Finde jeden SSH-Dienst in deinem Netzwerk, beurteile, ob er deinem Standard entspricht, und erfahre, wenn sich das ändert.

sshfinder ist eine einzelne Python-Datei ohne erforderliche Abhängigkeiten. Richte es auf einen CIDR-Bereich und es entdeckt SSH überall dort, wo es tatsächlich lauscht – nicht nur auf Port 22 – bestätigt, dass jeder wirklich SSH spricht, bewertet seine kryptografische Haltung und gibt einen Nicht-Null-Exit-Code zurück, wenn etwas deine Richtlinie verletzt.


Das Problem, das es löst

Die meisten Teams können drei Fragen zu ihrem eigenen SSH-Bestand nicht beantworten:

  1. Wie viele SSH-Dienste haben wir und wo? Nicht wie viele Maschinen – wie viele lauschende SSH-Dienste, einschließlich des einen auf Port 2222, den ein Auftragnehmer 2019 eingerichtet hat.
  2. Erfüllen sie alle unseren Standard? Passwort-Login deaktiviert, keine kaputten Chiffren, nicht Terrapin ausgesetzt. Nachweislich, nicht durch Behauptung.
  3. Was hat sich seit letzter Nacht geändert? Ein Host-Key, das sich bewegt hat. Ein Dienst, der aufgetaucht ist. Passwort-Authentifizierung, die nach einem Rebuild wieder aktiviert wurde.

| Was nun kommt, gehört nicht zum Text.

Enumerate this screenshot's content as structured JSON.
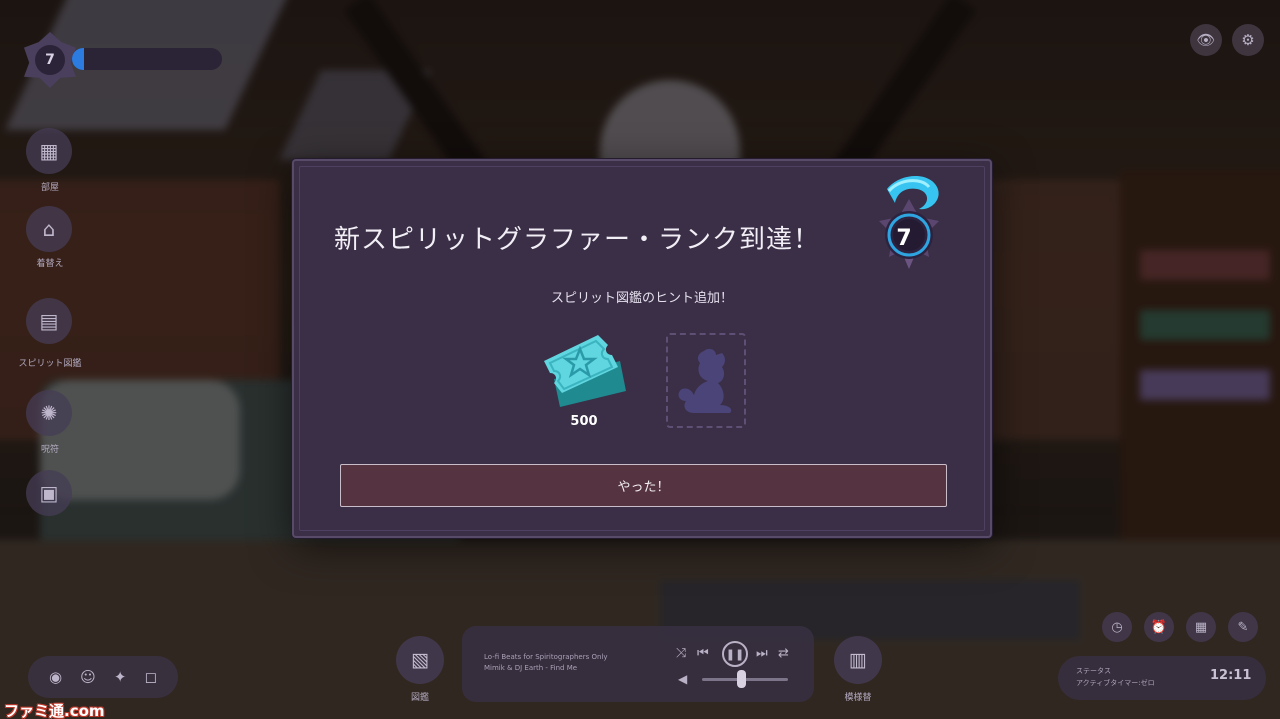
{
  "hud": {
    "rank_level": "7",
    "xp_progress_fraction": 0.08,
    "side_menu": [
      {
        "label": "部屋",
        "icon": "bed-icon"
      },
      {
        "label": "着替え",
        "icon": "hanger-icon"
      },
      {
        "label": "スピリット図鑑",
        "icon": "journal-icon"
      },
      {
        "label": "呪符",
        "icon": "spirit-icon"
      },
      {
        "label": "",
        "icon": "photo-icon"
      }
    ],
    "top_right": [
      "eye-icon",
      "gear-icon"
    ],
    "social": [
      "steam-icon",
      "discord-icon",
      "twitter-icon",
      "instagram-icon"
    ],
    "bottom_left_button": {
      "label": "図鑑",
      "icon": "notebook-icon"
    },
    "bottom_right_button": {
      "label": "模様替",
      "icon": "shop-icon"
    },
    "tools": [
      "timer-icon",
      "alarm-icon",
      "calendar-icon",
      "notes-icon"
    ]
  },
  "music_player": {
    "track_line1": "Lo-fi Beats for Spiritographers Only",
    "track_line2": "Mimik & DJ Earth - Find Me",
    "controls": [
      "shuffle-icon",
      "previous-icon",
      "pause-icon",
      "next-icon",
      "repeat-icon"
    ],
    "volume_fraction": 0.45
  },
  "status": {
    "line1": "ステータス",
    "line2": "アクティブタイマー:ゼロ",
    "clock": "12:11"
  },
  "watermark": "ファミ通.com",
  "modal": {
    "title": "新スピリットグラファー・ランク到達！",
    "rank": "7",
    "subtitle": "スピリット図鑑のヒント追加！",
    "reward_amount": "500",
    "confirm_label": "やった！",
    "colors": {
      "panel": "#3a2f46",
      "button": "#553340",
      "ticket": "#5fd6e0",
      "silhouette": "#4a4478"
    }
  }
}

Die vorhandenen Tools beantworten jeweils einen Teil davon und hören dann auf:

Diese Lücke – Entdeckung und Bewertung und ein Urteil, in einem Artefakt – ist das, was dieses Tool füllen soll. Wenn du nur einen Host prüfen musst, den du bereits kennst, verwende ssh-audit; es geht bei einem einzelnen Dienst tiefer als dieses Tool.

Für wen es gedacht ist

  • Interne Sicherheit und Asset-Inventar. Erstelle und pflege einen Datensatz über jeden SSH-Dienst im Bestand, exportiert als CSV oder JSON.
  • Plattform- und SRE-Teams mit Compliance-Verpflichtung. Beweise, planmäßig und mit einem Exit-Code, dass kein Host in einer VPC Passwort-Login akzeptiert oder schwache Krypto anbietet.
  • Jeder, der eine Post-Quanten-Migration durchführt. Eine Zahl dafür, wie viel der Flotte immer noch keinen Post-Quanten-Schlüsselaustausch aushandeln kann, und genau welche Dienste das sind.

Penetrationstester werden die Prüfung und den SOCKS-Pivot nützlich finden, aber das Tool ist darauf ausgerichtet, denselben Scan wiederholt gegen einen Bestand auszuführen, den du besitzt, nicht auf ein einmaliges Engagement.


Schnellstart

root@kitploit:~
git clone https://github.com/kabiri-labs/sshfinder.git
cd sshfinder
python sshfinder.py 10.0.0.0/24 -p 22,2222

Keine Installation, keine Abhängigkeiten. Erfordert Python 3.9+.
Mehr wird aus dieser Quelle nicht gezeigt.